The film had an operating budget of £12 million.

==Release==
The Invisible Woman premiered at the Telluride Film Festival on 31 August 2013. The first trailer was launched on 4 October 2013. The film had a limited release in the United States on 25 December 2013 and opened in the United Kingdom on 7 February 2014.

==Reception==
===Box office===
The Invisible Woman earned £1,026,591.43 ($1,373,682) at the Box Office in the United Kingdom and $1,229,853 in the United States. The total worldwide gross was £2,380,130.78 ($3,184,853).

===Critical response===
Review aggregator Rotten Tomatoes calculated a 75% approval rating, with an average score of 6.73/10, based on 158 reviews. The website's critical consensus reads, "Its deliberate pace will frustrate some viewers, but for fans of handsomely mounted period drama, The Invisible Woman offers visual as well as emotional cinematic nourishment." On review aggregator Metacritic, the film holds a weighted average score of 75/100, based on 41 reviews from mainstream critics, indicating "generally favorable reviews".

In his review on RogerEbert.com, Godfrey Cheshire gave the film three and a half out of four stars, calling it "a formidable achievement for Fiennes as both actor and director". Cheshire wrote that the story is told with "extraordinary delicacy and cinematic intelligence" and with a "finely calibrated poetic obliqueness that draws the viewer into the relationship's gradual unfolding". Cheshire continued:

In Fiennes' handling, very little is stated in a straightforward or obvious way. It's almost as if he took Abi Morgan's screenplay ... and stripped away its most utilitarian dialogue, leaving only hints and suggestions of emotions that then must be fleshed out by the actors. The method ... makes for a narrative that's constantly evocative, mysterious, almost impressionistic, and that involves the viewer in the pleasurably engrossing game of puzzling out the characters' aim and motives.

Cheshire also praised the performances of the leading actors, including Fiennes who "creates an exuberant portrait of Dickens that encompasses his vanity and selfishness as well as his bounteousness and thirst for life", Jones who is "luminous" and "conveys the young woman's mix of awe, intoxication and anxiety as she is drawn inexorably into the orbit of a powerful older man", and Scanlan who shows Catherine Dickens' "dignity and grace in heart-rending circumstances". Cheshire concluded:

The Invisible Woman is one of those evanescent conjurings of a bygone time in which every part serves the whole. The most entrancing and persuasive evocation of Victorian England offered in any recent film, it reflects superb work on the parts of many contributors.

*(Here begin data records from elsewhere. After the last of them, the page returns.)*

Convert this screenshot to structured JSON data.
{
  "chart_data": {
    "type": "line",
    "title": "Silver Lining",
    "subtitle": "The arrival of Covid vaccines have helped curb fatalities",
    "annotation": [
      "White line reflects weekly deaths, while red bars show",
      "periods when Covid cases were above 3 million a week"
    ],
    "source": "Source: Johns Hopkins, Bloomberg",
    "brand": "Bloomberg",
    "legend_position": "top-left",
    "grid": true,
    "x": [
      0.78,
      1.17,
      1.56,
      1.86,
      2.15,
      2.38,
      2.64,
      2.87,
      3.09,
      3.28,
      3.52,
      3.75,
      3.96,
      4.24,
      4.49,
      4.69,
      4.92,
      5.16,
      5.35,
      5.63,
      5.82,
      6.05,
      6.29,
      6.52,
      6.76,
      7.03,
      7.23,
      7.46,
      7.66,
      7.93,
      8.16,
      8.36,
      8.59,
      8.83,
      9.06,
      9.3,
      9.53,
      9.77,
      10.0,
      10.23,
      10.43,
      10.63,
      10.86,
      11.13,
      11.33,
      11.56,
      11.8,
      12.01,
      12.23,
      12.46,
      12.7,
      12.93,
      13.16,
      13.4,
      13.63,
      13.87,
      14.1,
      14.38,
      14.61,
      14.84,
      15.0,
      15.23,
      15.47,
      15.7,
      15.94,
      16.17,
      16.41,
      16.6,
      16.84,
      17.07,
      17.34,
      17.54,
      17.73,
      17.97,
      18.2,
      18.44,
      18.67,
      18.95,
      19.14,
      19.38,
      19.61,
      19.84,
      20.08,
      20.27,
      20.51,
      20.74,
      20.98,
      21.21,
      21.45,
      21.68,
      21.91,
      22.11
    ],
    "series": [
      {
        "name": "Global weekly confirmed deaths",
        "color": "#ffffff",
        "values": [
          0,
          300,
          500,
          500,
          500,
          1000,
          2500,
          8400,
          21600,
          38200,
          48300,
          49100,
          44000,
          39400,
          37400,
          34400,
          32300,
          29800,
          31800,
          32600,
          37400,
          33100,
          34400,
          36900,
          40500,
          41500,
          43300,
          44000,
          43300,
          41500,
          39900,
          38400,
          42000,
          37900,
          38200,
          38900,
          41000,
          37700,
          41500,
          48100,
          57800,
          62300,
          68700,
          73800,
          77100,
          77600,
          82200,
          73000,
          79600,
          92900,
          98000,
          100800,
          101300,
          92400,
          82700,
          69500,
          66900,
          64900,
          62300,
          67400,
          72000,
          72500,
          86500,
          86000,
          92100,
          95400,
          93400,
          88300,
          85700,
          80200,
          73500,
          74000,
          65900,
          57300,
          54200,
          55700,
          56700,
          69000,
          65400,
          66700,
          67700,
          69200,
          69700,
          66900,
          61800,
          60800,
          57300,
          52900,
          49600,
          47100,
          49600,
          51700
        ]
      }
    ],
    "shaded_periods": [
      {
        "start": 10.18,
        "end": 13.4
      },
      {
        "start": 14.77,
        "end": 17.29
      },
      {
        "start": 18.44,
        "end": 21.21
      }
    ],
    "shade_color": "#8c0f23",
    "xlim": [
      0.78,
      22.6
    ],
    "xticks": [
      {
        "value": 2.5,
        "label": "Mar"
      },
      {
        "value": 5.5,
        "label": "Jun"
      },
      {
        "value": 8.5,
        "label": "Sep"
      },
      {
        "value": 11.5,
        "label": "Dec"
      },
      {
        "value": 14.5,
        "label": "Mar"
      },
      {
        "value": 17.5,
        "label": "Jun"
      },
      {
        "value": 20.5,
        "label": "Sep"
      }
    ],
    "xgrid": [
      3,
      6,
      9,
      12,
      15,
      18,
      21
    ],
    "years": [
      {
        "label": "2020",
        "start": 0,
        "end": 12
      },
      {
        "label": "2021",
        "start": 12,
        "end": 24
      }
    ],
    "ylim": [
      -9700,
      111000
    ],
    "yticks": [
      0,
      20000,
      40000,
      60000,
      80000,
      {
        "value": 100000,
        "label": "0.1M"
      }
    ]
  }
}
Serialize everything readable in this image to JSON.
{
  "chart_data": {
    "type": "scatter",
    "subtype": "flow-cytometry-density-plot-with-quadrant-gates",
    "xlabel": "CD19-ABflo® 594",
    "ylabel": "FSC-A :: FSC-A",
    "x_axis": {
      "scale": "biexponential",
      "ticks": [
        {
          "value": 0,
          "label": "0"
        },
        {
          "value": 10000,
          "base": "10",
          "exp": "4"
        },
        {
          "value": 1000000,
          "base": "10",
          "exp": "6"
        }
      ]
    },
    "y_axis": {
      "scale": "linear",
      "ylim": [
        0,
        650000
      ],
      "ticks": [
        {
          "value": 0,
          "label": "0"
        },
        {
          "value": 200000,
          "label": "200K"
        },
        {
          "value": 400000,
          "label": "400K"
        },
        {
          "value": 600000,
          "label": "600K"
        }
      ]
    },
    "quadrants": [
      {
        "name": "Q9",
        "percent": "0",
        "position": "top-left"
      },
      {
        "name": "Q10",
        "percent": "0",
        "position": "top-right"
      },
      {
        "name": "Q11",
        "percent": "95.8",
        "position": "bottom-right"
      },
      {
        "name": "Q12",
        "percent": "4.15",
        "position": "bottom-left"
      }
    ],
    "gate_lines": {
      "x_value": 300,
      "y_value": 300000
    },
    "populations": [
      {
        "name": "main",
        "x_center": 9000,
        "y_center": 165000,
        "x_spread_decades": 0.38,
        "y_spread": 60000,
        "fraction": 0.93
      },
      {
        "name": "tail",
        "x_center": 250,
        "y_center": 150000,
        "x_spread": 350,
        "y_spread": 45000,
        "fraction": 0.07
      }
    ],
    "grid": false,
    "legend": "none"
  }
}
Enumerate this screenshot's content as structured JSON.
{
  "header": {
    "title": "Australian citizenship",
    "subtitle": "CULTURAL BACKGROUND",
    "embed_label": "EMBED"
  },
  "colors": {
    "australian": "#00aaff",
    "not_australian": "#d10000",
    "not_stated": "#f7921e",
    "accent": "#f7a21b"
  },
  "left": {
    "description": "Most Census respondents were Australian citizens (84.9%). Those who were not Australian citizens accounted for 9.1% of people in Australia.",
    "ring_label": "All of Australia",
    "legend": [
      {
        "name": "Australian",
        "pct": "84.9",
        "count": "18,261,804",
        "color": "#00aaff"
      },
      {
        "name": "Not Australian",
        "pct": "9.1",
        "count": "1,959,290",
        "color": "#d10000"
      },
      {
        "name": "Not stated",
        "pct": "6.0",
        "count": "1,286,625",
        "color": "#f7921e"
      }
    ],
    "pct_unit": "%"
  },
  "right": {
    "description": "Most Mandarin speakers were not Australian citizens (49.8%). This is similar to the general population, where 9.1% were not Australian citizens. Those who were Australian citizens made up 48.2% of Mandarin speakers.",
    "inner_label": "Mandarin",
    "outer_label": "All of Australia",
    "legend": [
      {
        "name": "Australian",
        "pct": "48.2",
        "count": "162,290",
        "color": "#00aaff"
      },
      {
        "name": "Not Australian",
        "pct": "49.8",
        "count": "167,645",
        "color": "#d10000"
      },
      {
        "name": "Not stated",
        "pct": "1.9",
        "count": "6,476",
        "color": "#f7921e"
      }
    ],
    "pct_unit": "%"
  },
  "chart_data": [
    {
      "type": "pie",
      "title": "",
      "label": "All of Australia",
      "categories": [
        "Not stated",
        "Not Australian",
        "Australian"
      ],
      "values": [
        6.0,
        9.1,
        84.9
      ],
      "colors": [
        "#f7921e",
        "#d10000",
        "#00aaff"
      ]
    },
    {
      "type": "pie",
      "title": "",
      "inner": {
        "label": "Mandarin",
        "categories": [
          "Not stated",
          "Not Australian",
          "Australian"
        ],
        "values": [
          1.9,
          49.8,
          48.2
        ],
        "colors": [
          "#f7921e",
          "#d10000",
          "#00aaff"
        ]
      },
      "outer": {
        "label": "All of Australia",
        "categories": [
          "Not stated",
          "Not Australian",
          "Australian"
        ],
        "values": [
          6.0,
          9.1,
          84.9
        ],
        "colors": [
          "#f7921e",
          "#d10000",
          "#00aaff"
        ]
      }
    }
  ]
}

In his review for The Guardian, Peter Bradshaw gave the film four out of five stars, calling the film "piercingly intimate and intelligent" and praises Fiennes for his "strength as a director" and for his "richly sanguine" portrayal of Charles Dickens. Bradshaw also praises Scanlan for her "shrewd and sensitive performance as Dickens's neglected wife". Bradshaw concluded, "This is an engrossing drama, with excellent performances and tremendous design by Maria Djurkovic."

In his review for The Telegraph, Tim Robey gave the film four out of five stars. Robey focused on the acting performances, especially Scanlan who "gives arguably the standout performance in this generally smashing cast ... in two perfectly weighted, emotionally crushing scenes".

In his review in the New York Observer, Rex Reed called the film "a cogently written and elegantly appointed period piece that relates passages in his books to emotions in his personal life, holding the attention and shedding light on one of literature’s most fascinating footnotes".